Marcia’s forlorn smile was involuntary. She stared into the wine in the bottom of her glass. “You can’t get there from here,” she murmured.
“Did you say something?”
Marcia looked up. What a nice giant the old man had found. Her eyes filled with tears. She shook her head.
“Not a very promising first date, is it?” She dabbed at her cheeks with her napkin.
“Huh?”
Marcia sat up straight and took a deep breath. One incoherent lunatic was enough for Breksin to have to put up with, she decided. “I said I must take care of the old man.” She tried to make her voice audible by intensity instead of sheer volume.
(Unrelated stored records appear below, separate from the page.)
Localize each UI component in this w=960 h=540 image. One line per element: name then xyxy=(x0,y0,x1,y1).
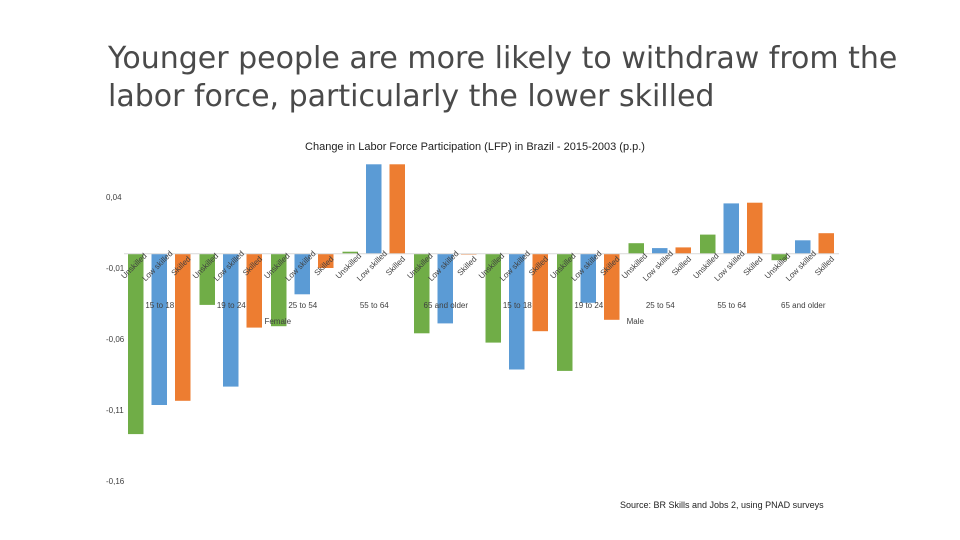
bar-low-skilled xyxy=(652,248,668,254)
y-tick-label: 0,04 xyxy=(106,193,122,202)
bar-unskilled xyxy=(628,243,644,254)
age-group-label: 19 to 24 xyxy=(574,301,603,310)
gender-labels: Female Male xyxy=(264,317,644,326)
bar-skilled xyxy=(246,253,262,328)
age-group-label: 55 to 64 xyxy=(717,301,746,310)
bar-skilled xyxy=(389,164,405,254)
bar-unskilled xyxy=(771,253,787,261)
age-group-label: 25 to 54 xyxy=(646,301,675,310)
gender-label: Female xyxy=(264,317,291,326)
bars xyxy=(128,164,834,435)
bar-low-skilled xyxy=(366,164,382,254)
skill-label: Skilled xyxy=(384,255,407,278)
age-group-label: 19 to 24 xyxy=(217,301,246,310)
y-tick-label: -0,06 xyxy=(106,335,125,344)
age-group-label: 25 to 54 xyxy=(288,301,317,310)
y-tick-label: -0,11 xyxy=(106,406,124,415)
slide-title-line-1: Younger people are more likely to withdr… xyxy=(108,41,898,76)
bar-low-skilled xyxy=(723,203,739,254)
bar-low-skilled xyxy=(151,253,167,405)
bar-unskilled xyxy=(485,253,501,343)
age-group-label: 15 to 18 xyxy=(503,301,532,310)
bar-skilled xyxy=(175,253,191,401)
skill-label: Skilled xyxy=(670,255,693,278)
gender-label: Male xyxy=(627,317,645,326)
bar-low-skilled xyxy=(795,240,811,254)
bar-unskilled xyxy=(128,253,144,435)
bar-unskilled xyxy=(700,234,716,254)
age-group-label: 65 and older xyxy=(424,301,469,310)
y-tick-label: -0,01 xyxy=(106,264,125,273)
age-group-label: 65 and older xyxy=(781,301,826,310)
bar-unskilled xyxy=(557,253,573,371)
bar-skilled xyxy=(532,253,548,332)
bar-low-skilled xyxy=(437,253,453,324)
slide-title: Younger people are more likely to withdr… xyxy=(108,40,928,116)
bar-unskilled xyxy=(342,251,358,254)
skill-label: Skilled xyxy=(456,255,479,278)
bar-skilled xyxy=(675,247,691,254)
slide-title-line-2: labor force, particularly the lower skil… xyxy=(108,79,715,114)
bar-skilled xyxy=(318,253,334,268)
age-group-label: 15 to 18 xyxy=(145,301,174,310)
bar-skilled xyxy=(747,202,763,254)
bar-skilled xyxy=(818,233,834,254)
skill-label: Skilled xyxy=(813,255,836,278)
bar-low-skilled xyxy=(294,253,310,295)
bar-unskilled xyxy=(414,253,430,334)
bar-unskilled xyxy=(199,253,215,305)
y-tick-label: -0,16 xyxy=(106,477,125,486)
skill-label: Skilled xyxy=(742,255,765,278)
bar-low-skilled xyxy=(580,253,596,303)
age-group-labels: 15 to 18 19 to 24 25 to 54 55 to 64 65 and o… xyxy=(145,301,826,310)
bar-skilled xyxy=(604,253,620,320)
source-note: Source: BR Skills and Jobs 2, using PNAD… xyxy=(620,500,824,510)
chart-title: Change in Labor Force Participation (LFP… xyxy=(305,141,645,153)
y-axis-labels: 0,04 -0,01 -0,06 -0,11 -0,16 xyxy=(106,193,125,486)
bar-low-skilled xyxy=(509,253,525,370)
age-group-label: 55 to 64 xyxy=(360,301,389,310)
bar-unskilled xyxy=(271,253,287,327)
bar-low-skilled xyxy=(223,253,239,387)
Breksin was staring at her lips. “I can’t go into detail,” she said, speaking a little louder, “but I have to stay with him. I don’t have any idea where he is going to go.” She looked around. No one was paying any attention to them.
Marcia could tell by Breksin’s expression that he was reminding himself that she was the woman who had told him the tale of the castle and the beautiful snow.
“There are only two ways to go,” he replied. “Ahead are a few more villages, then empty hill country.” He leaned across the table toward her. “But if you go back, you’ll cross the border in two days. Then pretty soon you’ll come to the sea. Turn left. In a couple more days, if you keep moving, you’ll come to the capital.” He lowered his voice to an almost conversational tone. “Here’s what you do,” he said, glancing at the nearby tables. “Go to the palace, wake up the guard at the gate, and get directions to the cellars. There you’ll find a boy named Jason. Tell him I said to take care of you and Father until I get back.”